Editorial Comment: Devolution means some solutions will be automatic

20 Sep, 2020 - 00:09 0 Views
Editorial Comment: Devolution means some solutions will be automatic

The Sunday Mail

Devolution is a concept introduced into the constitution. It is not about window dressing, with central Government in Harare letting local communities talk endlessly, but keeping a tight fist on the pure strings and effectively doing nothing.

It involves devolving decision-making down the line to the most appropriate level and in practice this means that the spending of a good chunk of the local infrastructure budget is decided by those who actually need that infrastructure and probably have good ideas of how it can be put in place.

This debate has only had meaning, of course, in the last year or two in the advent of the new dispensation. 

With fiscal reforms and tightening of tax collection now pushing us into the position that only around half the tax dollars are spent on staff costs, there is quite a lot of money that can go on services and on upgrading the facilities and infrastructure in each area, so the devolution debate moves from the abstract to the practical.

Under the old system, each ministry and department would list all the things they wanted each year. These wish lists would be cut back, since even in the best years there would never be enough money for everything, and then the final list would come out, but still divided by ministry and department and still the result of internal departmental planning directed by bureaucrats in Harare.

Under devolution things are different. Some programmes and projects have to be national. The major highway system, large power stations, big dams and other things that affect the whole nation or a very large chunk of the nation.

But other things are much better done at a local level. And the devolution budget, $2,9 billion this year, is practical money to fund these other things. All the Government is demanding is that the money be well spent on things like health, education, roads, irrigation and the like.

But, and this is crucial, it is giving local authorities a block grant, not a bunch of grants in little boxes so the people who live with the decisions, good or bad, can exercise their imagination.
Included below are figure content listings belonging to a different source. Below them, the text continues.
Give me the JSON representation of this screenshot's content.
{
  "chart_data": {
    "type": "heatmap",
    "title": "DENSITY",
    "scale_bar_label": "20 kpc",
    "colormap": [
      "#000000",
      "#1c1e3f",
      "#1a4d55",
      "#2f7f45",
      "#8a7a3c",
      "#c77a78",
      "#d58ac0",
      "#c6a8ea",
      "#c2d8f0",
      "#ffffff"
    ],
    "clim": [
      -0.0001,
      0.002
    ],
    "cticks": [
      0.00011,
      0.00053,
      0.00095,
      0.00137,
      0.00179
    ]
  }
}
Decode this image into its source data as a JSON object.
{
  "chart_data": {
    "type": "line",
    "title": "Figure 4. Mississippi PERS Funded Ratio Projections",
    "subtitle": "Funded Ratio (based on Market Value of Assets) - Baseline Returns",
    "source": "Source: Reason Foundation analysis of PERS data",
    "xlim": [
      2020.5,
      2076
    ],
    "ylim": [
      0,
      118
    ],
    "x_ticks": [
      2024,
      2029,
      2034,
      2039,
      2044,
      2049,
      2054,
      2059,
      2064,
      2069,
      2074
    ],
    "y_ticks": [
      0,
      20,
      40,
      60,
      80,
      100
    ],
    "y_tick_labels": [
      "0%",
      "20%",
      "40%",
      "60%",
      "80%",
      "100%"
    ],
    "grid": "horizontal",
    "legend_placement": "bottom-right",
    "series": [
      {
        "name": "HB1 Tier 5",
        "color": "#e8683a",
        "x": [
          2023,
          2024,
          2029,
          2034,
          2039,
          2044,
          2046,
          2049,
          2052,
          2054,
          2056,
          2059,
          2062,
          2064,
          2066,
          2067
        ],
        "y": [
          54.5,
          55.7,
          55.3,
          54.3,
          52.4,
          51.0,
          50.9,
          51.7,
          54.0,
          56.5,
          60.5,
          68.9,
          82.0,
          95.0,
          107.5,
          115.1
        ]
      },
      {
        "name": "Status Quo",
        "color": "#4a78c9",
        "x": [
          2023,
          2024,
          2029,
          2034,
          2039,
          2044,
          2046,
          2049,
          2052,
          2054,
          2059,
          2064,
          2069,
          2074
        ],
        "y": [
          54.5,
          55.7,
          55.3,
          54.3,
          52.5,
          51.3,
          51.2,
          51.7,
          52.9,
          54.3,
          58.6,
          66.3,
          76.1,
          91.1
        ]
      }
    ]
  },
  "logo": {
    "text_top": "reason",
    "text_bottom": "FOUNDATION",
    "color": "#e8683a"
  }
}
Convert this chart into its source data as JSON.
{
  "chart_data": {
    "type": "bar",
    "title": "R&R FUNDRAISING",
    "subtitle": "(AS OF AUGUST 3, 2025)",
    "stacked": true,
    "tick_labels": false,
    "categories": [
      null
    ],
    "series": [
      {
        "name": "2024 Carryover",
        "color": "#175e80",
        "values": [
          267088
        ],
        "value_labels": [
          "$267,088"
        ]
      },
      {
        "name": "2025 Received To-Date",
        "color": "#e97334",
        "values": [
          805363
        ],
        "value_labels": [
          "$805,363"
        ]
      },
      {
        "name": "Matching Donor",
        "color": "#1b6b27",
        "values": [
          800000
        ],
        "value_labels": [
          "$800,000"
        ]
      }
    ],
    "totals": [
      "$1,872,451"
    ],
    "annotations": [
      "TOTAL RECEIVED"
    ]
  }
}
You could easily have a community that at first sight needs a clinic and a new school, as the assigned facilities need a long hike. And they are told that there is not enough money for both.

But when the community looks hard, they figure out they do not need both. What they really do need is the clinic, plus houses for nurses, and a decent safe footbridge across that river over there so their children can take a 2km stroll to school in the rainy season rather than go on a 20km journey to the main bridge to the north.

So everyone does the sums, with the relevant civil servants in attendance, and finds out that there is enough money for a clinic and a bridge. Decisions are made and implemented.

We actually saw this in Mhondoro-Ngezi recently. A particular area needed a new clinic, since the nearest one was 40km away. A clinic without a borehole is useless.

There was not enough money for both. Minds spun, and a solution was found. The clinic only needed a bit of the water, so the rest could be sold. So local businesses and others were asked if they would help fund the scheme so they could have water too. Numbers were crunched, agreement reached, and the community got a clinic and a piped water scheme.

The point was that people who lived there were able to think up this solution that crosses the boundaries of several ministries because they were dealing with each other, rather than having decisions made in at least three ivory towers in Harare.

Mistakes will probably be made, but since the mistake will be made by the community it might not be that big a mistake. Corruption needs to be watched, and considering that local officials and councillors are now joining former ministers and suspended civil servants on remand this is a potential problem everywhere. But a reasonably alert local community will be in many cases a tough watchdog, as it is their money being stolen, and they will raise the alarm a lot earlier.

Zimbabwe is still feeling its way as it moves from theory to practical steps to devolution.

How will wards, districts and provinces work together?

What decisions should be made at what level?

Should the active, go-ahead and imaginative communities be held back by the sluggish, dull and apathetic?

What sort of decision-making and co-ordination structures are needed?

These are all pertinent questions, but by moving forward some solutions will be automatic.

Local authority elections have not always been taken seriously, especially in some urban areas.

People voting the straight party ticket find out, as two past Harare mayors noted angrily, that they can fill a council with stuffed dummies. But once you start talking about $2,9 billion minds are likely to be concentrated and even if they want to vote the straight party ticket they will want that party to put in candidates who can oversee such spending sensibly.

One huge advantage of devolution is that you do not have to plan a three-day expensive journey and make a dozen appointments with civil servants in Harare.

You can go round the corner and beard your councillors in their den. So you want councillors who know their stuff.

President Mnangagwa himself has already noted that the provincial decision-making machinery needs an upgrade, and for a start needs to separate functions that belong in Parliament from those that belong locally.

He has carefully explained that devolution has to be oriented towards people and communities, empowering them, not using it for weird personal eccentricities.

But the journey has now started, and has been backed with real money. We can move forward, building on successes, correcting errors and even dumping things that simply do not work.

As the President has made perfectly clear, devolution is about empowering communities and trusting them to actually know better than anyone else what they need.

That lights up the road ahead, so now we need to move along it, step by step but without pause for rest.